The project is actively developing and applying Mixture Risk Assessment to evaluate these cumulative risks, pushing for regulatory frameworks that better reflect reality 6 . Furthermore, through its dedicated policy and outreach work package, the consortium ensures that its findings on novel biomarkers and health impacts are communicated to risk assessors, policymakers, and citizens 4 .

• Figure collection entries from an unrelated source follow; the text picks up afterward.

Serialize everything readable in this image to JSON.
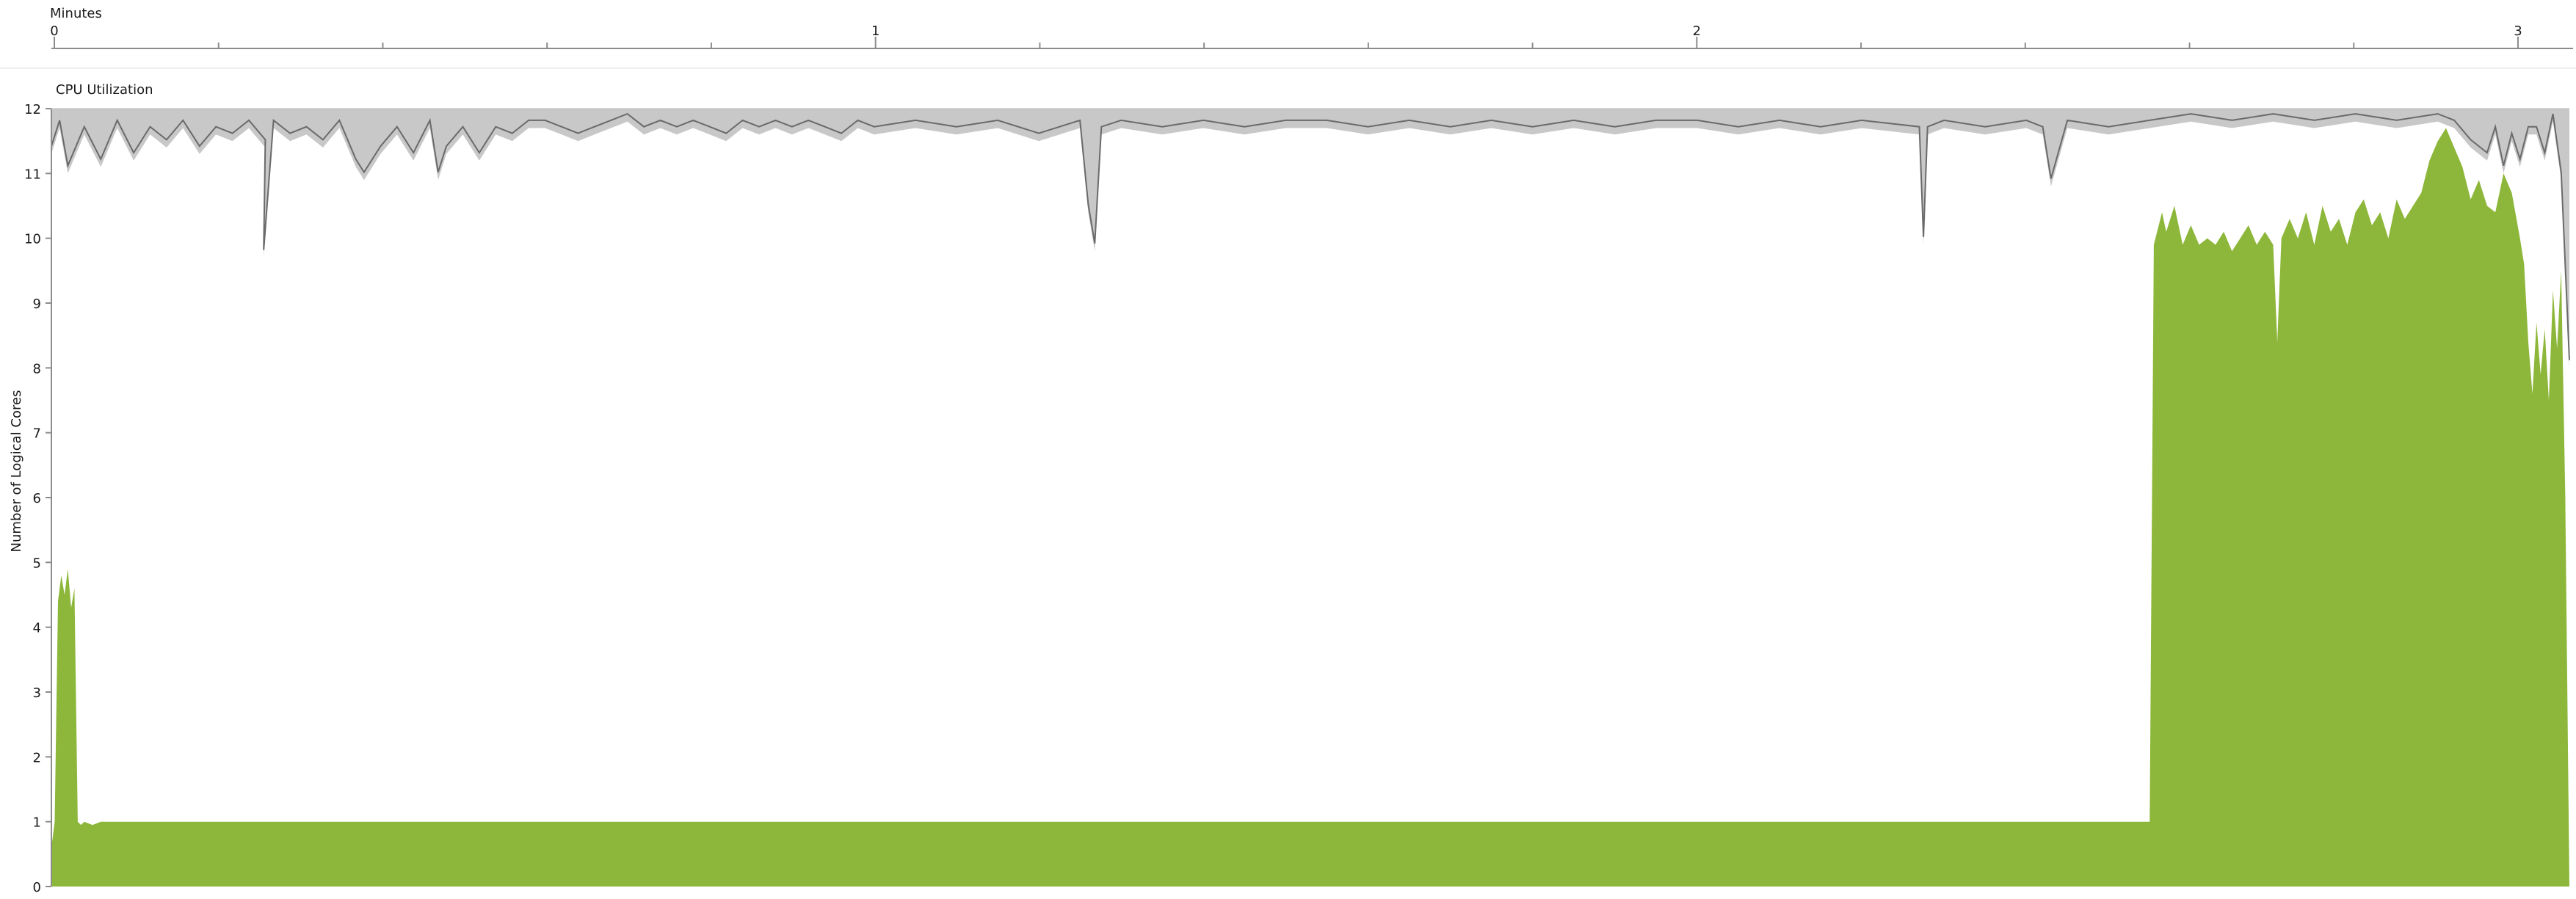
{
  "timeline": {
    "label": "Minutes",
    "ticks": [
      "0",
      "1",
      "2",
      "3"
    ]
  },
  "chart_data": {
    "type": "area",
    "title": "CPU Utilization",
    "xlabel": "Minutes",
    "ylabel": "Number of Logical Cores",
    "xlim": [
      0,
      3.06
    ],
    "ylim": [
      0,
      12
    ],
    "y_ticks": [
      "0",
      "1",
      "2",
      "3",
      "4",
      "5",
      "6",
      "7",
      "8",
      "9",
      "10",
      "11",
      "12"
    ],
    "grid": false,
    "series": [
      {
        "color": "#8db73a",
        "x": [
          0,
          0.004,
          0.008,
          0.012,
          0.016,
          0.02,
          0.024,
          0.028,
          0.032,
          0.036,
          0.04,
          0.05,
          0.06,
          0.1,
          0.3,
          0.6,
          1.0,
          1.5,
          2.0,
          2.3,
          2.5,
          2.55,
          2.555,
          2.565,
          2.57,
          2.58,
          2.59,
          2.6,
          2.61,
          2.62,
          2.63,
          2.64,
          2.65,
          2.66,
          2.67,
          2.68,
          2.69,
          2.7,
          2.705,
          2.71,
          2.72,
          2.73,
          2.74,
          2.75,
          2.76,
          2.77,
          2.78,
          2.79,
          2.8,
          2.81,
          2.82,
          2.83,
          2.84,
          2.85,
          2.86,
          2.87,
          2.88,
          2.89,
          2.9,
          2.91,
          2.92,
          2.93,
          2.94,
          2.95,
          2.96,
          2.97,
          2.98,
          2.99,
          3.0,
          3.005,
          3.01,
          3.015,
          3.02,
          3.025,
          3.03,
          3.035,
          3.04,
          3.045,
          3.05,
          3.055,
          3.06
        ],
        "y": [
          0.6,
          1.0,
          4.4,
          4.8,
          4.5,
          4.9,
          4.3,
          4.6,
          1.0,
          0.95,
          1.0,
          0.95,
          1.0,
          1.0,
          1.0,
          1.0,
          1.0,
          1.0,
          1.0,
          1.0,
          1.0,
          1.0,
          9.9,
          10.4,
          10.1,
          10.5,
          9.9,
          10.2,
          9.9,
          10.0,
          9.9,
          10.1,
          9.8,
          10.0,
          10.2,
          9.9,
          10.1,
          9.9,
          8.4,
          10.0,
          10.3,
          10.0,
          10.4,
          9.9,
          10.5,
          10.1,
          10.3,
          9.9,
          10.4,
          10.6,
          10.2,
          10.4,
          10.0,
          10.6,
          10.3,
          10.5,
          10.7,
          11.2,
          11.5,
          11.7,
          11.4,
          11.1,
          10.6,
          10.9,
          10.5,
          10.4,
          11.0,
          10.7,
          10.0,
          9.6,
          8.4,
          7.6,
          8.7,
          7.9,
          8.6,
          7.5,
          9.2,
          8.3,
          9.5,
          6.0,
          0.0
        ]
      }
    ],
    "background_series": [
      {
        "name": "",
        "color": "#c8c8c8",
        "line_color": "#6a6a6a",
        "x": [
          0,
          0.01,
          0.02,
          0.04,
          0.06,
          0.08,
          0.1,
          0.12,
          0.14,
          0.16,
          0.18,
          0.2,
          0.22,
          0.24,
          0.26,
          0.258,
          0.27,
          0.29,
          0.31,
          0.33,
          0.35,
          0.37,
          0.38,
          0.4,
          0.42,
          0.44,
          0.46,
          0.47,
          0.48,
          0.5,
          0.52,
          0.54,
          0.56,
          0.58,
          0.6,
          0.62,
          0.64,
          0.66,
          0.68,
          0.7,
          0.72,
          0.74,
          0.76,
          0.78,
          0.8,
          0.82,
          0.84,
          0.86,
          0.88,
          0.9,
          0.92,
          0.94,
          0.96,
          0.98,
          1.0,
          1.05,
          1.1,
          1.15,
          1.2,
          1.25,
          1.26,
          1.268,
          1.276,
          1.3,
          1.35,
          1.4,
          1.45,
          1.5,
          1.55,
          1.6,
          1.65,
          1.7,
          1.75,
          1.8,
          1.85,
          1.9,
          1.95,
          2.0,
          2.05,
          2.1,
          2.15,
          2.2,
          2.27,
          2.275,
          2.28,
          2.3,
          2.35,
          2.4,
          2.42,
          2.43,
          2.45,
          2.5,
          2.55,
          2.6,
          2.65,
          2.7,
          2.75,
          2.8,
          2.85,
          2.9,
          2.92,
          2.94,
          2.96,
          2.97,
          2.98,
          2.99,
          3.0,
          3.01,
          3.02,
          3.03,
          3.04,
          3.05,
          3.06
        ],
        "y": [
          11.3,
          11.7,
          11.0,
          11.6,
          11.1,
          11.7,
          11.2,
          11.6,
          11.4,
          11.7,
          11.3,
          11.6,
          11.5,
          11.7,
          11.4,
          9.7,
          11.7,
          11.5,
          11.6,
          11.4,
          11.7,
          11.1,
          10.9,
          11.3,
          11.6,
          11.2,
          11.7,
          10.9,
          11.3,
          11.6,
          11.2,
          11.6,
          11.5,
          11.7,
          11.7,
          11.6,
          11.5,
          11.6,
          11.7,
          11.8,
          11.6,
          11.7,
          11.6,
          11.7,
          11.6,
          11.5,
          11.7,
          11.6,
          11.7,
          11.6,
          11.7,
          11.6,
          11.5,
          11.7,
          11.6,
          11.7,
          11.6,
          11.7,
          11.5,
          11.7,
          10.4,
          9.8,
          11.6,
          11.7,
          11.6,
          11.7,
          11.6,
          11.7,
          11.7,
          11.6,
          11.7,
          11.6,
          11.7,
          11.6,
          11.7,
          11.6,
          11.7,
          11.7,
          11.6,
          11.7,
          11.6,
          11.7,
          11.6,
          9.9,
          11.6,
          11.7,
          11.6,
          11.7,
          11.6,
          10.8,
          11.7,
          11.6,
          11.7,
          11.8,
          11.7,
          11.8,
          11.7,
          11.8,
          11.7,
          11.8,
          11.7,
          11.4,
          11.2,
          11.6,
          11.0,
          11.5,
          11.1,
          11.6,
          11.6,
          11.2,
          11.8,
          10.9,
          8.0
        ]
      }
    ]
  }
}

The aim is to empower people with knowledge to make healthier choices and to build the scientific foundation for stricter regulations on harmful metabolic disruptors.
Project launch & initial experiments
Data collection & biomarker development
Policy recommendations formulation
Final reporting & implementation strategy
The journey of the NEMESIS project is a testament to the power of collaborative science. By uniting experts from toxicology, medicine, computational biology, and social sciences, the project is forging a new path in the detection and understanding of metabolic disruptors 1 . From the precise molecular work in test tubes to the observation of whole zebrafish, and finally to the analysis of large-scale human data, every piece of the puzzle brings us closer to unmasking these hidden saboteurs.
The development of novel biomarkers will be a revolutionary step, allowing for earlier detection of chemical-induced metabolic disruption and more effective, preventative risk assessment of chemicals 2 5 . As this five-year mission continues, its findings promise to shine a light on the invisible threats in our environment, guiding us toward a future where public health is proactively protected.